A distanza di oltre due anni dalla tragica notte dell’uccisione dell’orsa Amarena, oggi è stato disposto il rinvio a giudizio dell’imputato e il 19 gennaio ci sarà la prima udienza dibattimentale
Era il 31 agosto 2023 quando Amarena, uno degli esemplari più conosciuti e amati di orso bruno marsicano, fu colpita a fucilate nei pressi di San Benedetto dei Marsi, davanti alla stessa abitazione dell’imputato. Una ferita profonda per la conservazione della specie, che oggi conta appena 50-60 individui in tutto l’Appennino.
Il WWF Italia, insieme ad altre associazioni, si è costituito parte civile nel processo per ribadire l’estrema gravità di quanto accaduto. «L’uccisione di Amarena è un reato che non può essere dimenticato – sottolinea l’associazione – Dobbiamo trasformare questo dolore in un impegno concreto per il futuro dell’orso marsicano».

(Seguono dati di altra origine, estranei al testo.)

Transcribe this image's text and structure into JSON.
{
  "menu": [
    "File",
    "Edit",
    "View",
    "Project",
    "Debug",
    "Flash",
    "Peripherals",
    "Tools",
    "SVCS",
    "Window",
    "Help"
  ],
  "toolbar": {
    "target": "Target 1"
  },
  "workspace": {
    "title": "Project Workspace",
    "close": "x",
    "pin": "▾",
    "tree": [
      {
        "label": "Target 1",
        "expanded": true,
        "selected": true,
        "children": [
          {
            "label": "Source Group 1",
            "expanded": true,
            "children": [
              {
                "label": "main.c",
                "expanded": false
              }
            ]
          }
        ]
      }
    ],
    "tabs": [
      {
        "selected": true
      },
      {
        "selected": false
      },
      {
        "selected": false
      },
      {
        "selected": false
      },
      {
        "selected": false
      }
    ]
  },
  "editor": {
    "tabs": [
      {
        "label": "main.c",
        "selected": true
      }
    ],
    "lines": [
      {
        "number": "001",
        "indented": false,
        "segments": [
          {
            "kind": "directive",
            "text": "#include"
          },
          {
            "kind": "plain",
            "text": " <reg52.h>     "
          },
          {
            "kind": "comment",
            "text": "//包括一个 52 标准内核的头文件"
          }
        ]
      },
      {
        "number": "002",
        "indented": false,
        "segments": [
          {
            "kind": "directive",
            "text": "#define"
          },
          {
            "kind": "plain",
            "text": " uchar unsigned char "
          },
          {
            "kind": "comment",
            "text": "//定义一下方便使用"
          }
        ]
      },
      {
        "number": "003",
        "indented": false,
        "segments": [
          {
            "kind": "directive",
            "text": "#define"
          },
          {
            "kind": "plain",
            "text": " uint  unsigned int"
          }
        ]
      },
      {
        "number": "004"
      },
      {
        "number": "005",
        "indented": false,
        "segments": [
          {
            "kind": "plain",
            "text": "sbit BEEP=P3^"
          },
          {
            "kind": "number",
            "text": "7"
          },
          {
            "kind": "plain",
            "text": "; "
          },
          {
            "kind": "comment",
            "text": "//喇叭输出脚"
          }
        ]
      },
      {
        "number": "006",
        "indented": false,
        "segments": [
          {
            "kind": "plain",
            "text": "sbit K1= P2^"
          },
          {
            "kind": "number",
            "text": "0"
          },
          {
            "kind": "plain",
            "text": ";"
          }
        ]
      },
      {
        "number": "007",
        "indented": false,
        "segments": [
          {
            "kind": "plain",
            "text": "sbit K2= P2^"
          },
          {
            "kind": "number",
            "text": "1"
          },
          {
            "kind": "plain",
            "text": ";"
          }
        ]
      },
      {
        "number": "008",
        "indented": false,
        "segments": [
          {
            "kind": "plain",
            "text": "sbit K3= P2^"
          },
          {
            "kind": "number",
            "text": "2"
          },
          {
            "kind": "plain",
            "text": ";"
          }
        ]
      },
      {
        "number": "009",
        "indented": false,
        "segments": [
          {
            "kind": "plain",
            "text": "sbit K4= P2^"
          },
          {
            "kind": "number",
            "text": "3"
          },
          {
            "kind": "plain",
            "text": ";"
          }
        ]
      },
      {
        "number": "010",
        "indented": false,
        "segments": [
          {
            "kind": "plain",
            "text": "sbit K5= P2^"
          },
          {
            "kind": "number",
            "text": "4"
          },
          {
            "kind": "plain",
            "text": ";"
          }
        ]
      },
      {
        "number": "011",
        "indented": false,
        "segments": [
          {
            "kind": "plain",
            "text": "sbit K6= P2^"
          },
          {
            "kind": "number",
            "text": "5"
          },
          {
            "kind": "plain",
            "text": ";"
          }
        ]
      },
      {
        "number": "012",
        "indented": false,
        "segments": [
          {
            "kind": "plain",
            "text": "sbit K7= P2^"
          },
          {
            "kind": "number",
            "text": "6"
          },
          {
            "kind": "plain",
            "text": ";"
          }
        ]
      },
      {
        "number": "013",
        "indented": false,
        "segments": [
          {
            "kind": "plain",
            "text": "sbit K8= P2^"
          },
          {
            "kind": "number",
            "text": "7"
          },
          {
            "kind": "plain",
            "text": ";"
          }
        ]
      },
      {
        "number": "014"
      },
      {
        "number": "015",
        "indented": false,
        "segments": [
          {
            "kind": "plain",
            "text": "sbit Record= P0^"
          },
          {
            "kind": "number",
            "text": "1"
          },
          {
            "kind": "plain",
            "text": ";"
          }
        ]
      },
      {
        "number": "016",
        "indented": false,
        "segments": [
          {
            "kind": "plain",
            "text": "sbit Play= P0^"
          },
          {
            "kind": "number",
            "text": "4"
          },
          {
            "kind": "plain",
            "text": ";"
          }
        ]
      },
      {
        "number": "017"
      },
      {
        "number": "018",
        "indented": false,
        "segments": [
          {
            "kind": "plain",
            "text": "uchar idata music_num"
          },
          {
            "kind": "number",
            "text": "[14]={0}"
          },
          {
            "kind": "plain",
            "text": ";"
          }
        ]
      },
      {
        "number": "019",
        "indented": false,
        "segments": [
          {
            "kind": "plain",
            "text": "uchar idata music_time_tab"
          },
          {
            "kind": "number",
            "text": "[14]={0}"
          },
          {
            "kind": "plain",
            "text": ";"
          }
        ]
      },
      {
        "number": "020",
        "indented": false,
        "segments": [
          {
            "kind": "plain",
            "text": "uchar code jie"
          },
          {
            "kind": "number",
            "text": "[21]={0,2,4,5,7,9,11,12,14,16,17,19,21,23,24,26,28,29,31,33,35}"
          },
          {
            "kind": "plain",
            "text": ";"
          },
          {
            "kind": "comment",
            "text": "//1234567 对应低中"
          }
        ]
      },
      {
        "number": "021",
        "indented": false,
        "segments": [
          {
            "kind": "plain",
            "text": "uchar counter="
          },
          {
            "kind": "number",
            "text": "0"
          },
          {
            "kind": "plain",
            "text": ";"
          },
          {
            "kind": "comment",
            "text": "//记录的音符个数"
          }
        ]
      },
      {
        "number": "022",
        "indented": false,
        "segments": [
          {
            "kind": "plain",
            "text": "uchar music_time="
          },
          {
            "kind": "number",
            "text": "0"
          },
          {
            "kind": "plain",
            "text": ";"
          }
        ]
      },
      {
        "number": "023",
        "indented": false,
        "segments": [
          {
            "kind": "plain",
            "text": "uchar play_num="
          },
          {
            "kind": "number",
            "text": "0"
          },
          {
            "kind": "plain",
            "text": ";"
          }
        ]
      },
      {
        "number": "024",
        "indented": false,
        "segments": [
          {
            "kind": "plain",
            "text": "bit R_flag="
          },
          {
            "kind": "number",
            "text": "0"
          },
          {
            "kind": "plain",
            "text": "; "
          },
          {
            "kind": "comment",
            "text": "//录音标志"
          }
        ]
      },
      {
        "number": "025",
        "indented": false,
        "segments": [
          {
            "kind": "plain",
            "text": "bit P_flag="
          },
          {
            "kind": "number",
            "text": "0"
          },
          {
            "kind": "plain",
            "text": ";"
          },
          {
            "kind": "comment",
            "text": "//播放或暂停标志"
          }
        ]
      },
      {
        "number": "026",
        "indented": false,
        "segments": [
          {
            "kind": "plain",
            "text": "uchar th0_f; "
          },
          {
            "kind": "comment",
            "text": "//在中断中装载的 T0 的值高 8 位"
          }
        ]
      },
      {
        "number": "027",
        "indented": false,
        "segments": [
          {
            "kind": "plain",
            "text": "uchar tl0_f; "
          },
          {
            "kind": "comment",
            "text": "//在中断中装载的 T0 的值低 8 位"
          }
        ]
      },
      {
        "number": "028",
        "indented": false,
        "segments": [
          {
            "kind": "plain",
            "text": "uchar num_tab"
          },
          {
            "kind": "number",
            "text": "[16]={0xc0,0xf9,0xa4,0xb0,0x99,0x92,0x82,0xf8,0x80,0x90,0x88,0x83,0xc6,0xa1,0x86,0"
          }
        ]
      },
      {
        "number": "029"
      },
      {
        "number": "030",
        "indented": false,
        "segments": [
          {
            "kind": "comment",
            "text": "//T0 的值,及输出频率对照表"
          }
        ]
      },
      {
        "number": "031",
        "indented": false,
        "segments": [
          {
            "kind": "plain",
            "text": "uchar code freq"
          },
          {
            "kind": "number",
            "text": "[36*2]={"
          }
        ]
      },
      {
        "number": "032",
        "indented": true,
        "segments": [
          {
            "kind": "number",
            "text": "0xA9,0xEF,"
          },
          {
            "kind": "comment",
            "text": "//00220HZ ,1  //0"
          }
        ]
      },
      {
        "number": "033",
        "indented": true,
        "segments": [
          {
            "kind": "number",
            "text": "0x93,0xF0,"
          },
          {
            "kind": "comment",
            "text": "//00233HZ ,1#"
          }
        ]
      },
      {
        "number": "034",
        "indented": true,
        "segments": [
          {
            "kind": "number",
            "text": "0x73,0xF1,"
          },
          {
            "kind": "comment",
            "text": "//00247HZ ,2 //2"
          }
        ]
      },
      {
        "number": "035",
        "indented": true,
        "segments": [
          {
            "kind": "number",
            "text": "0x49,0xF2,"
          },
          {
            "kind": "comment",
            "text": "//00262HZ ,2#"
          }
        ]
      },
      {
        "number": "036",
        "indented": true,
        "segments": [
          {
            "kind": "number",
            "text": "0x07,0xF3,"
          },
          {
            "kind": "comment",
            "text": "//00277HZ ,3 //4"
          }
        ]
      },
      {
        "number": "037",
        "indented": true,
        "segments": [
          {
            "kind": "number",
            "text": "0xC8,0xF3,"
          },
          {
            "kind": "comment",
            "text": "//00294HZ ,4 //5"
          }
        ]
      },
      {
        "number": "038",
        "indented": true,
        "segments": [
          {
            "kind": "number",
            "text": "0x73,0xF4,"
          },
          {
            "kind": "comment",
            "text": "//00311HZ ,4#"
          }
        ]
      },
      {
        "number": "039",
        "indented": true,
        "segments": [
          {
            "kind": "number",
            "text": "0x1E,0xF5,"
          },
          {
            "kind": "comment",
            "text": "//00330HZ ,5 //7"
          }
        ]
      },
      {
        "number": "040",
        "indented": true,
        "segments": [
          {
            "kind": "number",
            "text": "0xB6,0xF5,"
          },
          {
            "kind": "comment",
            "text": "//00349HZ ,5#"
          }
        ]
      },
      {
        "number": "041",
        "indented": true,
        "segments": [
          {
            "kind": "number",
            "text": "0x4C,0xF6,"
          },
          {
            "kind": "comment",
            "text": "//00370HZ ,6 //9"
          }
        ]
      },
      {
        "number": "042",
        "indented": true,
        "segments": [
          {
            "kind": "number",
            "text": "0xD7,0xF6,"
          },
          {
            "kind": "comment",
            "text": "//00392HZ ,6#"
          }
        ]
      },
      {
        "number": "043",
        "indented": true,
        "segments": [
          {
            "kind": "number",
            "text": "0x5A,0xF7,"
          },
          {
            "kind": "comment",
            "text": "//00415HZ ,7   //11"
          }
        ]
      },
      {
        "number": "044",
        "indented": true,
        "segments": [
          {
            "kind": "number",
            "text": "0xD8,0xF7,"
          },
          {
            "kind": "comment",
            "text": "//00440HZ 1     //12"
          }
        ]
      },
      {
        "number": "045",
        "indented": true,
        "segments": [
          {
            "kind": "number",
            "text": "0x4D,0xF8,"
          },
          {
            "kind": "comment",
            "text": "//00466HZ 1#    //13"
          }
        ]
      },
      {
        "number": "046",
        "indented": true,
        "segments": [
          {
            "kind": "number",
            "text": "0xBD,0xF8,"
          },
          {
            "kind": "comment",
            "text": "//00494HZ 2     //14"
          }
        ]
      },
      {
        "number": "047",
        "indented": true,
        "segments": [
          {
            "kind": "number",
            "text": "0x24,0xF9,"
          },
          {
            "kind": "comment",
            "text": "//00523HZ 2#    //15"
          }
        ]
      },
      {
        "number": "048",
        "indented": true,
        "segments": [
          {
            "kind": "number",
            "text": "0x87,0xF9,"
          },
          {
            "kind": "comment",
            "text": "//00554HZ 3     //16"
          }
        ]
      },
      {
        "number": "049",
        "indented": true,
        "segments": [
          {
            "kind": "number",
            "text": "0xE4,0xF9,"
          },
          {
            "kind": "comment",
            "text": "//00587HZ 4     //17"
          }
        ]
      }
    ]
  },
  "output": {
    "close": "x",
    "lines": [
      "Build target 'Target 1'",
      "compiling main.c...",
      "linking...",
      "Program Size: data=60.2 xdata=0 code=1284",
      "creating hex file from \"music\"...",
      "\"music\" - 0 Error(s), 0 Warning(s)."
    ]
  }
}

La sua morte ricorda quanto sia urgente rafforzare la convivenza tra uomo e orso: ridurre drasticamente le cause di mortalità legate all’uomo, favorire l’espansione naturale della specie e costruire una cultura di rispetto attraverso l’informazione e il dialogo con le comunità locali.
«Amarena rimarrà un simbolo del nostro impegno – conclude il WWF – Ogni passo che faremo per proteggere la specie sarà anche un modo per non dimenticarla».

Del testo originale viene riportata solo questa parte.